Before I dove into the next audiobook, I listened to the radio for awhile, enjoying Born to be Blue by The Judds, among others. (I’m sortof listening to Bonnie Raitt, Souls Alike, now.) I also spent an hour on the phone with Frances, missing the exit (!) that would take me around Cleveland instead of through it. I don’t think it added too much time to my trip. By the time I figured it out it was easier to keep going than turn around. It might have been when were recalling me taking the kids camping without food. Who knows what I was thinking? (It seems I wasn’t.) grin We all came out of it ok.
I’ll post separately about The Light of the Universe, but one line captured much of the sense of this time in my life:
“We have to understand each failure before we can move on to success.”
I took in much of the landscape and some architecture as I drove these two thousand plus miles roundtrip. Entering Indiana on I-71 at the Pennsylvania border is the ugliest state-to-state transition I’ve ever noticed. Billboards peppered both sides of the highway. Crass, to say the least. While I’m complaining, I-71 eastbound in Ohio is an awful stretch of bumpy highway.
Kansas City has built up some new funky stuff … saw a cool photo of four towers they’ve built up somewhere downtown. I touched Ohio State University – their amenities in the Linguistics Department put ours to shame (an automatic coffee/latte/hot chocolate maker!) and drove past the sign to Kent State University. The upcoming Communication in Crisis conference is displaying a photo from that era.
The mild weather provided great views of the land.

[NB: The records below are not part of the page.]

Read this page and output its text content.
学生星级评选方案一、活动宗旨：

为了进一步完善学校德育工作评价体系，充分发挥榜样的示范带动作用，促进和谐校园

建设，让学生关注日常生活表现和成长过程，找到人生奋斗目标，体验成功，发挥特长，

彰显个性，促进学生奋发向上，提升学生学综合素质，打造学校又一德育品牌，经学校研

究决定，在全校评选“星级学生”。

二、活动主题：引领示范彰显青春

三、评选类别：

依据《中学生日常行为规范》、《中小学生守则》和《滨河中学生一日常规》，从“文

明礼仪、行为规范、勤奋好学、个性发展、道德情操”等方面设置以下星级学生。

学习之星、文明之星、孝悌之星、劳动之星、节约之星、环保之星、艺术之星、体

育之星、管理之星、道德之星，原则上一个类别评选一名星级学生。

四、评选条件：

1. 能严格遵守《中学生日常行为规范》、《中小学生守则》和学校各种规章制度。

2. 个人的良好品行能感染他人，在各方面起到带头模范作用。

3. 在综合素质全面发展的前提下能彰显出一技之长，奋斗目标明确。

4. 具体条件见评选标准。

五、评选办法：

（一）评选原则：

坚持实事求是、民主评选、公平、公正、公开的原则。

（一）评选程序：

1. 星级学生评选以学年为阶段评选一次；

The best parts are in-between cities, rolling hills, some forested, some cultivated, and some open prairie. The bare trees were amazing – so colorful! Varying shades of gray, brown, and orange. Plenty of green conifers and in some places, even green grass. I was amused by the bison statues scattered at one junction coming into Buffalo but hey, I suppose it’s better to remember they used to roam free than erase their memory altogether.
Now, Carrie Newcomer. I think she fits my mood better.